Dziga Vertov’s Man with a Movie Camera, 1929, is a classic example of film using a database approach that includes in the narrative different levels and points of view and complex angles of vision which effectively overcome the limitations of the human eye.
Artist and musician, Nam June Paik pioneered a complex, time-based approach to making art. He employed a synthesizer that he and Shua Abe designed to create his Global Groove, 1971, a precursor to MTV and much of the video art that followed.
Andy Mann developed a database that consisted of thousands of hours of his own tape as well as images shot from models that he constructed himself. His multi-monitor installations that date from the mid-1970s utilize an X-matrix configuration, feedback, and fresh footage. He often used mirrors to create a kaleidoscopic expansion of his video images, an effect that relates to advanced computer imagery.
The mysterious Madame Chao’s high impact, speed metal video art presents an even more complex use of computer programs, databases, video games, noise, hardcore techno, the internet, and pop culture. Each work of art is a radical creation based on the vast flow of information that the artist samples from an almost infinite source of imagery and sound, real or invented, from which he composes non-sequential narratives that define our media culture. Chao’s intensity is reminiscent of the drip paintings of Jackson Pollock and the experimental films of Stan Brakhage. The very velocity and timing of his imagery induces contradictory feelings of excitement and tranquility.

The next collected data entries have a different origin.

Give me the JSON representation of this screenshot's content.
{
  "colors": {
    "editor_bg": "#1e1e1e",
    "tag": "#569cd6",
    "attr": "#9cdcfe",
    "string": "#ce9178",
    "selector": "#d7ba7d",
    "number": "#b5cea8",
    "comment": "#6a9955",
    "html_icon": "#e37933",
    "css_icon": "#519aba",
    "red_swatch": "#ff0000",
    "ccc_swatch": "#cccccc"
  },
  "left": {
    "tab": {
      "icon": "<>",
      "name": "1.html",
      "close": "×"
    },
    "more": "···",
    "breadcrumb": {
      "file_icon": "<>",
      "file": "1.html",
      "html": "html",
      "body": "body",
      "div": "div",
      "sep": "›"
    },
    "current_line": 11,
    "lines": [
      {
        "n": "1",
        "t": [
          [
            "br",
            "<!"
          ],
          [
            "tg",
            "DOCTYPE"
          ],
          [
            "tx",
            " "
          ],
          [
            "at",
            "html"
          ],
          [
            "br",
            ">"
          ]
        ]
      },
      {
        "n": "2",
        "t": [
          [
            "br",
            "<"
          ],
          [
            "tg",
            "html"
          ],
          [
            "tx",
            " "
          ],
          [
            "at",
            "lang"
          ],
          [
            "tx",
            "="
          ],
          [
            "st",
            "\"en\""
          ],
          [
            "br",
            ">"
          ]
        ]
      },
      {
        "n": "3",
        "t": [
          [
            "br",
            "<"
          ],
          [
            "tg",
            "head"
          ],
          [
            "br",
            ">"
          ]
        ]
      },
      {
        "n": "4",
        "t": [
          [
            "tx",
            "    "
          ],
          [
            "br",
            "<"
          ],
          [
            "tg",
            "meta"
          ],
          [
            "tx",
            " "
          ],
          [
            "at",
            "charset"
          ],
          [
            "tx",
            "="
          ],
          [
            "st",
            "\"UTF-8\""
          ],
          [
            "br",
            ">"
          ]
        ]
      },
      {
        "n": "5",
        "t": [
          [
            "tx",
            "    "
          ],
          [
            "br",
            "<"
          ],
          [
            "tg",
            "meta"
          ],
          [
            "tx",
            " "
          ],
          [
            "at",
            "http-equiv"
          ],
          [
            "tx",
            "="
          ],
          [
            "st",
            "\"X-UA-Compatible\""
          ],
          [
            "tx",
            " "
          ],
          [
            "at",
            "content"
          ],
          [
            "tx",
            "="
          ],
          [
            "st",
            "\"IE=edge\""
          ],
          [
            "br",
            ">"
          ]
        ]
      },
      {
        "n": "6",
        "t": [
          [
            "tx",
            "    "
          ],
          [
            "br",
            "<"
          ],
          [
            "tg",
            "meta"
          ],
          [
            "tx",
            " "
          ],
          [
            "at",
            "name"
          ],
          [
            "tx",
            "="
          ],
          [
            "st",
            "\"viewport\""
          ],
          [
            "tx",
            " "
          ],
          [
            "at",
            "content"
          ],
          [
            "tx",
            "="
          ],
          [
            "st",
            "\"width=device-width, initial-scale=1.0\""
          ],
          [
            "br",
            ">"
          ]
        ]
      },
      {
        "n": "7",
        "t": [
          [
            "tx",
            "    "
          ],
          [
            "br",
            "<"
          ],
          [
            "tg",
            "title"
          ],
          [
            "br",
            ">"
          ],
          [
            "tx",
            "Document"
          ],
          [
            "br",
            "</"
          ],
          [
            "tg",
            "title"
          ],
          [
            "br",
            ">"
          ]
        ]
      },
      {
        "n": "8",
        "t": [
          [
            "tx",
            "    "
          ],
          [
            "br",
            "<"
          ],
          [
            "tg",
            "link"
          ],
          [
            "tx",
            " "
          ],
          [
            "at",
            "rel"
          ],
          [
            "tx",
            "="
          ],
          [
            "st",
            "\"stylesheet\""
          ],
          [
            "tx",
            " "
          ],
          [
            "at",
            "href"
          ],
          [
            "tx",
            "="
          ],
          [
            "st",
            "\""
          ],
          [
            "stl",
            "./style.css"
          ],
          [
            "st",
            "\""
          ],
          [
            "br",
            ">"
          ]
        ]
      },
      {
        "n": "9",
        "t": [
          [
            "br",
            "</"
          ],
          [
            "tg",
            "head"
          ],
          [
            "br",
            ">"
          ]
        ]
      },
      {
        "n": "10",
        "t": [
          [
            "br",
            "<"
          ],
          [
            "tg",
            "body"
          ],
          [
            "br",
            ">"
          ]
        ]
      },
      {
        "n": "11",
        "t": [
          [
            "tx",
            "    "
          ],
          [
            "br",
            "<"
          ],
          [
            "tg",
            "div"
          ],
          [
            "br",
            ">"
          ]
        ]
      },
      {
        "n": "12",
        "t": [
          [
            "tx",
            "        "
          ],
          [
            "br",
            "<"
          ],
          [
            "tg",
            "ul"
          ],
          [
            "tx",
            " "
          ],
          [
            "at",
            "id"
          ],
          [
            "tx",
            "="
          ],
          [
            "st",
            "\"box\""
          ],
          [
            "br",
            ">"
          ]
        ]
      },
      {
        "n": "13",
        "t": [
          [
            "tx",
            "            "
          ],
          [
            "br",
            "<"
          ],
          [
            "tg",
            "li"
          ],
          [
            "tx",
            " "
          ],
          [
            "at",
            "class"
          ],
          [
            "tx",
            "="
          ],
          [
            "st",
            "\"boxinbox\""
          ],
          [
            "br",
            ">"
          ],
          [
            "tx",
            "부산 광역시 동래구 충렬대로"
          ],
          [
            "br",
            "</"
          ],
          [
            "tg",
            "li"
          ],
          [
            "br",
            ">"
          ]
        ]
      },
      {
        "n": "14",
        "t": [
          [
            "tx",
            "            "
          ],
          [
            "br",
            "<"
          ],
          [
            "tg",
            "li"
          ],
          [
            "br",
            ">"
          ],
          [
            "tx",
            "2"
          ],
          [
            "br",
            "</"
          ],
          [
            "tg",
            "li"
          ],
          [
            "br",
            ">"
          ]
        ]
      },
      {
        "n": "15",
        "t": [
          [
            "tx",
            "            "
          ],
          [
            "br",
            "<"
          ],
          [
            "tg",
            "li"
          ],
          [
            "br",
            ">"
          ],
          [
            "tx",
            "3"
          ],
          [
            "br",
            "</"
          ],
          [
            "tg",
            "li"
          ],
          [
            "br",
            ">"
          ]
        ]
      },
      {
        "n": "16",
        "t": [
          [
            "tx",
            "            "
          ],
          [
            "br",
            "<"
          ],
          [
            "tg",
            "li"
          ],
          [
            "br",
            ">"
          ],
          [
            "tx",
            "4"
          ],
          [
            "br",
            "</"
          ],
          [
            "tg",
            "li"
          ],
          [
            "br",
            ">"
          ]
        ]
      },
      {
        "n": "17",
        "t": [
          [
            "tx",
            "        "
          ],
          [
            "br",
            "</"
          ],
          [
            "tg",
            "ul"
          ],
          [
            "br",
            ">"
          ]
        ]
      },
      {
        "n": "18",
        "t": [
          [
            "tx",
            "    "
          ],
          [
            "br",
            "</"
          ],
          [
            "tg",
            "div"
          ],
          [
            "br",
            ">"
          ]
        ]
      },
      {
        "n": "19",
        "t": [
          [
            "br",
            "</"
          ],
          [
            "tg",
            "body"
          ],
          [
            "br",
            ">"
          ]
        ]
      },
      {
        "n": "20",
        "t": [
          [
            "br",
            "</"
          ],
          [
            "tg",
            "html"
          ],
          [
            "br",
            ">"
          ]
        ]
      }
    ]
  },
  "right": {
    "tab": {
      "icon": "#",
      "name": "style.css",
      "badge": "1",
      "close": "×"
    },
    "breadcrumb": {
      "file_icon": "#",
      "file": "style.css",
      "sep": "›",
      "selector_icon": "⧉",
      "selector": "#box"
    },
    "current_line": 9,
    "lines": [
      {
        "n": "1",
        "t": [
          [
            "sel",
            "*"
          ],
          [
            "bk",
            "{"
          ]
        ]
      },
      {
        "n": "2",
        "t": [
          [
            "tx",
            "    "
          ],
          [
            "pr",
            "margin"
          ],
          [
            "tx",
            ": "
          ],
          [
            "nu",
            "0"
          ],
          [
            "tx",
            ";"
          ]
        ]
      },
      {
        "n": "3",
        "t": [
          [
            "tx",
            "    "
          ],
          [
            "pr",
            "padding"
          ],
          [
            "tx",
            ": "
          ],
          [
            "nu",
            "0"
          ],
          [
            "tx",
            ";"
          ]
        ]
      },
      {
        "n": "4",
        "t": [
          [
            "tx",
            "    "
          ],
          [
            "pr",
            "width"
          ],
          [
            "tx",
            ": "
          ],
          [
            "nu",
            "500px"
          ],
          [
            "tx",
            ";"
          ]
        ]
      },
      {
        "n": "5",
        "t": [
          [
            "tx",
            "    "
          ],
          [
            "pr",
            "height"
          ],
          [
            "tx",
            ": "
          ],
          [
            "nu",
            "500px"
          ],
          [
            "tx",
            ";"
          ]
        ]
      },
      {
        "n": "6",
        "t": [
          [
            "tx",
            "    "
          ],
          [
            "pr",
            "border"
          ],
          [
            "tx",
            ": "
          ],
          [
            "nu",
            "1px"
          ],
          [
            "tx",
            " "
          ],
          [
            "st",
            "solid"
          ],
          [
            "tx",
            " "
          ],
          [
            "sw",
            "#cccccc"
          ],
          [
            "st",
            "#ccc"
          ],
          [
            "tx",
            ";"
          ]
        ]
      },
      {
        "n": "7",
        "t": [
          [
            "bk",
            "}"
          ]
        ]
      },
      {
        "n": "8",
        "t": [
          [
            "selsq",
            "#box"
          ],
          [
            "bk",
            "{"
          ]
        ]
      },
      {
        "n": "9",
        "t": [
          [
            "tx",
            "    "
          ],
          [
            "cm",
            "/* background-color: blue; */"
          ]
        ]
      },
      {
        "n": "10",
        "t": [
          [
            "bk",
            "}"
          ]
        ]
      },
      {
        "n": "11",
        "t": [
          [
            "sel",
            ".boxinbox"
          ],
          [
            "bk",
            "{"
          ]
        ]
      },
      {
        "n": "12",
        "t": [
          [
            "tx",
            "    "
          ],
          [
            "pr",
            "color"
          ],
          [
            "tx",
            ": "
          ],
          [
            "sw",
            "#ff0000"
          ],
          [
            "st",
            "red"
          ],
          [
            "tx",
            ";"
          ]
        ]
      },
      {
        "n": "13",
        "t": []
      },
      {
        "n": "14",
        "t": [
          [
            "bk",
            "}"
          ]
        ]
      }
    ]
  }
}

Amalia Harithas’ orientation is one in which the separate realities she samples form a single, densely layered image. The religious icon multiplied through virtual time and space is her fundamental model. In one of her videos, a seductive dancing lady takes center stage and in the other, a mysterious smiling child. Both exist in the context of political images and marching bands, a reference to the celebratory militarism of the United States.
The video works by Jamal Cyrus and Robert Pruitt are profound in their honesty and simplicity of means. Both artists are concerned with issues of black identity. With an eloquence that belies their relative youth, each one in his own way tells the story of racism and imaginatively reveals what it takes to deal with it.
Palestinian artist Jumana Abboud‘s video Al Awda (The Return) depicts a woman wandering through an empty wilderness. Her walk appears to have no end. Nonetheless, she is indefatigable. She is a Palestinian, barred from returning to her homeland like the other 850,000 Palestinians expelled from their homes in 1948 and their descendants. Born in exile, now numbering in the millions. Arabic Pins & Swiss Caps is the test of one’s tolerance for pain. It testifies to the patience of the long-suffering, the traditional subjugation of women in the home and the subjugation of Palestinians by the Israeli Government.